Department of Neuroscience, Psychology, Drug Research and Child Health, University of Florence, 50134, Florence, Italy.
Neuromuscular-Skeletal and Sensory Organs Department, AOU Careggi, Florence, Italy.
Neurol Sci. 2024 Mar;45(3):1051-1055. doi: 10.1007/s10072-023-07081-4. Epub 2023 Sep 20.
The mutations on microtubule associated protein tau (MAPT) gene manifest clinically with behavioural frontotemporal dementia (FTD), parkinsonism, such as progressive supranuclear palsy and corticobasal degeneration, and rarely with amyotrophic lateral sclerosis (ALS).
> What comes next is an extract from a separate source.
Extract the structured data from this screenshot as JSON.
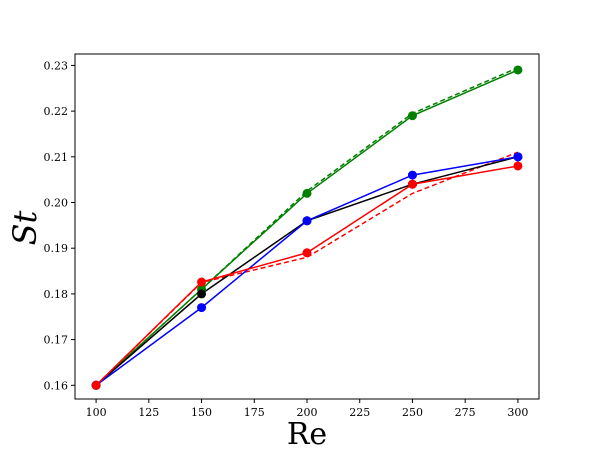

FTD-parkinsonism and FTD-ALS are clinical overlaps included in the spectrum of MAPT mutation's phenotypes. The mutations on MAPT gene cause the dysfunction of tau protein determining its accumulation in neurofibrillary tangles. Recent data describe frequently the co-occurrence of the aggregation of tau protein and α-synuclein in patients with parkinsonism and Parkinson disease (PD), suggesting an interaction of the two proteins in determining neurodegenerative process. The sporadic description of PD-ALS clinical complex, known as Brait-Fahn-Schwarz disease, supports the hypothesis of common neuropathological pathways between different disorders. Here we report the case of a 54-year-old Italian woman with idiopathic PD later complicated by ALS carrying a novel MAPT variant (Pro494Leu). The variant is characterized by an amino acid substitution and is classified as damaging for MAPT functions. The case supports the hypothesis of tau dysfunction as the basis of multiple neurodegenerative disorders.
微管相关蛋白 tau (MAPT) 基因突变在临床上表现为行为性额颞叶痴呆 (FTD)、帕金森病,如进行性核上性麻痹和皮质基底节变性,很少表现为肌萎缩侧索硬化症 (ALS)。FTD-帕金森病和 FTD-ALS 是 MAPT 突变表型谱中的临床重叠。MAPT 基因突变导致 tau 蛋白功能障碍,导致其在神经纤维缠结中积累。最近的数据经常描述帕金森病和帕金森病 (PD) 患者中 tau 蛋白和 α-突触核蛋白的聚集共存,表明这两种蛋白在确定神经退行性过程中相互作用。散发性 PD-ALS 临床复合征,称为 Brait-Fahn-Schwarz 病,支持不同疾病之间存在共同神经病理学途径的假说。在这里,我们报告了一例 54 岁意大利女性的病例,她患有特发性 PD,后来并发 ALS,携带一种新的 MAPT 变体 (Pro494Leu)。该变体的特征是氨基酸取代,被归类为对 MAPT 功能具有破坏性。该病例支持 tau 功能障碍作为多种神经退行性疾病基础的假说。